Así llama el art. 110 CN a la remuneración de los magistrados: «Los jueces de la Corte Suprema y de los tribunales inferiores de la Nación... recibirán por sus servicios una compensación que determinará la ley y que no podrá ser disminuida en manera alguna mientras permaneciesen en sus funciones». Es similar a la fuente: cláusula III Sec. 1ª de la Const. norteamericana.

¿Sus razones históricas? Impedir la «domesticación» de la Justicia por los otros poderes del Estado; excluir sus eventuales represalias en caso de no acceder a dictar «sentencias serviles» ya que «un poder sobre la subsistencia del hombre equivale a un poder sobre su voluntad». Así se llegó a considerar su protección como ingrediente de la independencia judicial.

Complementariamente se aduce que ello redunde en la mejor administración de la Justicia; se atraen los mejores abogados y se previene que un peligroso poder de mediocres sea proclive a la complacencia o la venalidad.

No es dudoso que la certeza del sueldo procura a los jueces una vida serena; la estabilidad del nivel de vida permite despejar las preocupaciones económicas, programar su existencia familiar, su capacitación personal, etc. Pero, si bien todo eso resalta en quien arbitra los bienes y la libertad de su conciudadanos, para nada es exclusiva expectativa de su clase: se comparte por la entera sociedad.
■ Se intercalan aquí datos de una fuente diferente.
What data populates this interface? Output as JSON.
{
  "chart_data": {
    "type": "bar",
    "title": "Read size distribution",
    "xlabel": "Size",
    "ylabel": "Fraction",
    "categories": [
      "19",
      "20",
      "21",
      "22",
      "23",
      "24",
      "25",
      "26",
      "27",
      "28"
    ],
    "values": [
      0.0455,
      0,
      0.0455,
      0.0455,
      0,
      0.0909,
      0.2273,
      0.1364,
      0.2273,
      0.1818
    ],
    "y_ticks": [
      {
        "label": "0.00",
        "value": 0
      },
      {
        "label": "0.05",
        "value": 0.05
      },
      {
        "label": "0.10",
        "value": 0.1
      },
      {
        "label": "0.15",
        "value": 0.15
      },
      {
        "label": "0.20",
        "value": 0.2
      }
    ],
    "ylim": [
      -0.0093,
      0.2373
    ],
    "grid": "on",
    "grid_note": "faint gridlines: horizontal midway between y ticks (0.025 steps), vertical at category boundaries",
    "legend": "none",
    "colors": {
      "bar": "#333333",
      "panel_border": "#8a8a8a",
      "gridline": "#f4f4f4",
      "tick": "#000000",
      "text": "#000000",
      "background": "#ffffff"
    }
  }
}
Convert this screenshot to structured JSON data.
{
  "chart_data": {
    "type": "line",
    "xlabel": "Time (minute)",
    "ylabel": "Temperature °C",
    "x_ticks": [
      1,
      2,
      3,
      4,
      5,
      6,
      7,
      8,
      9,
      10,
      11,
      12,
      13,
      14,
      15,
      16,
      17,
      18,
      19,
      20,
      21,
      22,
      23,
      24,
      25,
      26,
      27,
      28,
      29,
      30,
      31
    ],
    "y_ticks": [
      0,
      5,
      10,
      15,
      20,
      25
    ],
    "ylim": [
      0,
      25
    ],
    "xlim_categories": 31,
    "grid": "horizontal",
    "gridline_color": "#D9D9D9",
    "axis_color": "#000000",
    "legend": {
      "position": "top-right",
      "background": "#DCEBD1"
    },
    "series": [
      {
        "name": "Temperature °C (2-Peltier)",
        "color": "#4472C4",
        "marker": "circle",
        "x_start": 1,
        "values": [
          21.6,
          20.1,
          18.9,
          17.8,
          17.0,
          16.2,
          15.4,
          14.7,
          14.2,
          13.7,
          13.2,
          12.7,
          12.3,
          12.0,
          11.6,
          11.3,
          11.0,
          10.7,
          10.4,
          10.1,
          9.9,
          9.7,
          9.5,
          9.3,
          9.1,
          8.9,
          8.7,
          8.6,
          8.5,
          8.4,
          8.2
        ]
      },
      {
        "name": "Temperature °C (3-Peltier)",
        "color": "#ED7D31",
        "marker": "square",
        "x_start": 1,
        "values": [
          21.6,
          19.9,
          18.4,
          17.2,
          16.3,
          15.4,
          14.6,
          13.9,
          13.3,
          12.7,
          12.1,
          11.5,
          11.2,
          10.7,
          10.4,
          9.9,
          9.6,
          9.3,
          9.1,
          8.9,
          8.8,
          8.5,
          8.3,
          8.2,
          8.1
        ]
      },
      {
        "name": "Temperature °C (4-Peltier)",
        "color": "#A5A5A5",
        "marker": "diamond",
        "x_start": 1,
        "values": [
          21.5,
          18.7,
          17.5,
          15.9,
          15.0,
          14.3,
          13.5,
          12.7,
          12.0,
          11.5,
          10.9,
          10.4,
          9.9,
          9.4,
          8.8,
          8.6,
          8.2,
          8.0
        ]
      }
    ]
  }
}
Desde los quinientos pesos que la Ley 27 de 1863 fijaba a los ministros de la Corte Suprema a los actuales niveles, «las compensaciones» han sufrido embates, como en estas horas se acumulan. En «Bonorino Peró» (Fallos, 307:2174) se dijo, a más de interpretar la cláusula como garantizadora de la independencia, que protegía tanto a la institución cuanto al órgano individuo, por lo que si se registra una depreciación monetaria (era el caso) deben indexar las remuneraciones.

Este criterio de sesgo economicista (Deficiente pecunia, deficit onme -si falta el dinero, falta todo-) se corrige en el caso «Jáuregui», ya avizorado en «Vilela» (Fallos. 314:295): la garantía no implica descartar la solidaridad. Si la rebaja sufrida por inflación no impide la finalidad de la cláusula, los magistrados deben concurrir, deduciéndose un porcentaje sobre sus haberes actualizados.

Antes, más rotundamente, se había dicho que el pago con mora o en bonos, aunque inválido en principio, puede ser admitido en caso de penuria nacional y siempre que rija para todos los sectores (Fallos, 254:286). En cambio, asoma menos flexible la línea jurisprudencial en el aspecto impositivo.

Así, aparece inmodificable el criterio sentado en «Fisco c/Medina» seguido en otros pronunciamientos (Fallos, 187:687;191:65, etc.): la intangibiliza cubre toda detracción impositiva, aunque sea por gravámenes generales (en el caso, a los réditos; Ley 11.682). Y la firmeza del Tribunal llevó a extremos bizarros: la Ley 24.631 eliminó la exención al Impuesto a las Ganancias a legisladores y jueces. De oficio y por la vía de la Acordada 2 de 1996, la Corte declaró la inaplicabilidad para el Poder Judicial de tal norma, considerándola inconstitucional por violatoria al art. 110 de la Constitución nacional.